Sunday, July 06, 2008

fog

The day started out cool and lovely, after another night of thick, uncompromising, and wholly unnecessary despair. I sat outside and drank my morning cup of hot tea and listened to the ramblings of weekend news radio. I even worked on my freelance writing invoices in between surfing the Web and reading up on the real news and the un-real as well. The weather turned from perfect to a heavy rain storm sometime after lunch and my lazy hazy day became even more glorious as I was unable to do any yard work in the downpour, so I enjoyed the men's tennis finals at Wimbledon. I am no fan of tennis, but it was a very engaging match and the perfect excuse for not doing the inside chores that called out for attention.

They have been ignored yet again. Perhaps tomorrow they will learn to sing a louder song or a more compelling tune...

I have been doing a lot of thinking lately. The 4-day weekend and my current inability to sleep for more than 20 minutes at a time, day or night, has made my mind an interesting place as of late. Thoughts of my paternal grandparents have monopolized my late evenings for a fortnight. I can speculate why, as family, holidays and good-byes weigh heavily on the mind of one who has spent so much time considering lineage, but it has been interesting to revisit these memories as I lay awake at night, so many years after they left this mortal coil.

My grandfather had a small basement workshop area, that was entered from the garage of his Upstate New York home. It was dark, cool and moist, and I remember the stairs and the smell and the feelings of being in that place. He had a neat and frugal organization, which struck me--and is an odd thing to recall, as I was less than ten, perhaps even younger. But yet I hold that in my consciousness.
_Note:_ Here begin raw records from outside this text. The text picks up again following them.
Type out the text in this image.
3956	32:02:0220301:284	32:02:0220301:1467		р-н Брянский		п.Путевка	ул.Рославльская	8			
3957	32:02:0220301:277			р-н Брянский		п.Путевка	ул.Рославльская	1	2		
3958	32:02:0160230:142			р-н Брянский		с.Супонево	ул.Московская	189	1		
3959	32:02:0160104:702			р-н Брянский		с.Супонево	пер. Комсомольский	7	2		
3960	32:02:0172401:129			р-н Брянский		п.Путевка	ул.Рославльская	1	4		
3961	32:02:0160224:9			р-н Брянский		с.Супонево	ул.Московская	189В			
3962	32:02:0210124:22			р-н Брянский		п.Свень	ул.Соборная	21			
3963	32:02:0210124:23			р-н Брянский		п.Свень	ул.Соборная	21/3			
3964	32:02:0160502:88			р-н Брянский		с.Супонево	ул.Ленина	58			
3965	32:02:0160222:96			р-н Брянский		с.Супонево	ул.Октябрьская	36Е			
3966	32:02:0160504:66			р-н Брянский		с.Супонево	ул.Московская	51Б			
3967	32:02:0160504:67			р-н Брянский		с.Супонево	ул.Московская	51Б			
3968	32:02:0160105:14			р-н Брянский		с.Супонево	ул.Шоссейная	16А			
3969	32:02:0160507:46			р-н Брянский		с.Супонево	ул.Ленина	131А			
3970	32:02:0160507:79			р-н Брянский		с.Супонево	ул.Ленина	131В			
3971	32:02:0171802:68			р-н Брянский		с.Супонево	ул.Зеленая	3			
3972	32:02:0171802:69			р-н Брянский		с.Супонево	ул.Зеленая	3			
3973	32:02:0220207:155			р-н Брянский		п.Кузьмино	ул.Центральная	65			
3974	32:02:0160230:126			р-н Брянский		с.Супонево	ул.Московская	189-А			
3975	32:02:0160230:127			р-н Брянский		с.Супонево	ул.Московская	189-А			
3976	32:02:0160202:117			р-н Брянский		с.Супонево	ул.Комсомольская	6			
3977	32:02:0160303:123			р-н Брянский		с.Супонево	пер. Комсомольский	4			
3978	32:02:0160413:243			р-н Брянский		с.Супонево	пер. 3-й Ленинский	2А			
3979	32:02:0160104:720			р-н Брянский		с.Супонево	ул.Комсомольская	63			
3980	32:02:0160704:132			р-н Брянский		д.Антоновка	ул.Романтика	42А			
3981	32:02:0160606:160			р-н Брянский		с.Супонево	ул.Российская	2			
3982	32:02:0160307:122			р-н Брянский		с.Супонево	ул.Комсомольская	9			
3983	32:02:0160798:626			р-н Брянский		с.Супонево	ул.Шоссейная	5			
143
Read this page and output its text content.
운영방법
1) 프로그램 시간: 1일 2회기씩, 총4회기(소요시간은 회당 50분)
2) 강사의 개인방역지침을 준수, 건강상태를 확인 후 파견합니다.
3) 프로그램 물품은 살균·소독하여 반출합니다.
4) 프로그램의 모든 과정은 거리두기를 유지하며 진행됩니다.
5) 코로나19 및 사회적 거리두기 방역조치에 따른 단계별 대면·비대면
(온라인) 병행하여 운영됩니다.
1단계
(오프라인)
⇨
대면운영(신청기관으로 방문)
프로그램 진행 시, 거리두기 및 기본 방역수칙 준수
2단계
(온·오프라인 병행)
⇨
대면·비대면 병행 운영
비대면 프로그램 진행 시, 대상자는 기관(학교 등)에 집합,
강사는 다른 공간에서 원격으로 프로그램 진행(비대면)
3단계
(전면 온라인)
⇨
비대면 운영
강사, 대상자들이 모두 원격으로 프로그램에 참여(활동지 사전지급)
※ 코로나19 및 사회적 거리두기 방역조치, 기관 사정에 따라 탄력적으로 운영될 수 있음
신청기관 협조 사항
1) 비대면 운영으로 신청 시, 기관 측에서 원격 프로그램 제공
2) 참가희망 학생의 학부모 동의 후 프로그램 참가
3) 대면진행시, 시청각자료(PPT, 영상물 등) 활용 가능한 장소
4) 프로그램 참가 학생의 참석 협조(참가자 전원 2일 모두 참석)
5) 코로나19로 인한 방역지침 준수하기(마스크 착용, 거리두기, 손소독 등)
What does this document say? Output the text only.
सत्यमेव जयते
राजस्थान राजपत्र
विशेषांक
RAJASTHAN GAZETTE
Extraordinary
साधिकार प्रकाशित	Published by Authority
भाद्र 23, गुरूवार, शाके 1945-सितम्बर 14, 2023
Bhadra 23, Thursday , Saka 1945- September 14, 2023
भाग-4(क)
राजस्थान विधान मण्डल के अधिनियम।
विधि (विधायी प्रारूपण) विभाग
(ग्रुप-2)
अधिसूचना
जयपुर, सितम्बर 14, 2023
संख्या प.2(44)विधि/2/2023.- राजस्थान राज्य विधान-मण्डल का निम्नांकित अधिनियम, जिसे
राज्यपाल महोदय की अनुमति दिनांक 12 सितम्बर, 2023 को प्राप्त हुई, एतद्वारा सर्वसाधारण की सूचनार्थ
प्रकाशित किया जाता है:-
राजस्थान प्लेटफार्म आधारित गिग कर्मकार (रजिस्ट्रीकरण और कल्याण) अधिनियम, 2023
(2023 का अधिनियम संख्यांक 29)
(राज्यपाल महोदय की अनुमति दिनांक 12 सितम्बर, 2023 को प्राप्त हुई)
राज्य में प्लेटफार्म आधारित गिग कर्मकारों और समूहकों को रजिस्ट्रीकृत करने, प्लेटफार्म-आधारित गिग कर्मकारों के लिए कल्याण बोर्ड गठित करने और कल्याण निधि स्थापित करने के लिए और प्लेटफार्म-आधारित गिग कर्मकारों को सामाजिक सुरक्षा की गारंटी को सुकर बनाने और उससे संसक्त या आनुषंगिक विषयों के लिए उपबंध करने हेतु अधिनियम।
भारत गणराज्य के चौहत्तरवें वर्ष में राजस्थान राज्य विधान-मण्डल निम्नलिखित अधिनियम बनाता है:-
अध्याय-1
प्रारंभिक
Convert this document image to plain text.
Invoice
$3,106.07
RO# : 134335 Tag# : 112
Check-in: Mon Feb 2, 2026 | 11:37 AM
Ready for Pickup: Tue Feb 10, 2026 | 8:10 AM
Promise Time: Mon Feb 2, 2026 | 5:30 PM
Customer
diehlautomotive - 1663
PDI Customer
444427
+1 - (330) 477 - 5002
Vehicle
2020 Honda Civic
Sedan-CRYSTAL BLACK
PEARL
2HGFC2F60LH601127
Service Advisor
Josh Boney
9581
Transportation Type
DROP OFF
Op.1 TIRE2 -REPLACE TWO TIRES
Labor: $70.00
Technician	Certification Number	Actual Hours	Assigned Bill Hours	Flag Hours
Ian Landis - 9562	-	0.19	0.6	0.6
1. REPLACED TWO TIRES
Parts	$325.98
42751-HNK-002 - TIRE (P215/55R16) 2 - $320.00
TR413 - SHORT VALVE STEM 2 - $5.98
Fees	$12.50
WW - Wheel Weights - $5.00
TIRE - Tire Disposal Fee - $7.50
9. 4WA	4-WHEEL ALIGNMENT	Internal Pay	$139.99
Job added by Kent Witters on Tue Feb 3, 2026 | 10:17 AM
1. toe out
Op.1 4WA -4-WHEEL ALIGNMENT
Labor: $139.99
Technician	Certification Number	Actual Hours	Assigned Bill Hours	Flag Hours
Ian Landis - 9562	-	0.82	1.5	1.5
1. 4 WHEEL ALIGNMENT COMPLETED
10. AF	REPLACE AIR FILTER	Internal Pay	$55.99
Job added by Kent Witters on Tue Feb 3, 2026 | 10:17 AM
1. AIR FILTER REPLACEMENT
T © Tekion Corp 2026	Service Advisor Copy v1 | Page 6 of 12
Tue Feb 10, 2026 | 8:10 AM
To have gone down there in that private sanctuary would have been a special thing, as it was rare, and so for me that memory is especially joyful.

The other memory invading my near-slumber is of Grandpa Bud's last hug and the well-wishes he gave as we left before moving briefly to Belgium. This too is a joyful memory despite the fact that it is my final one of my grandfather. He died a few months later while we were still away. But I will forever remember that hug, the wonderful words and the wave as we drove away. I wish that all people were able to have such great memories of the goodbye.

Not everyone gets to say goodbye. And my missed goodbyes are painful and raw. And for some reason these are the things infiltrating the dark of night and causing the daytime fog. Tonight I am hoping to banish these grey monsters and replace them with the little pink ones. The pink lovelies of hellos, and the warmth of a good night's sleep.

Perhaps tomorrow the fog will lift and my brain will again function, if but a bit, and I will be able to focus on the important things like life coaching, dental health, party planning and real estate.

...no wonder my brain is favoring the fog.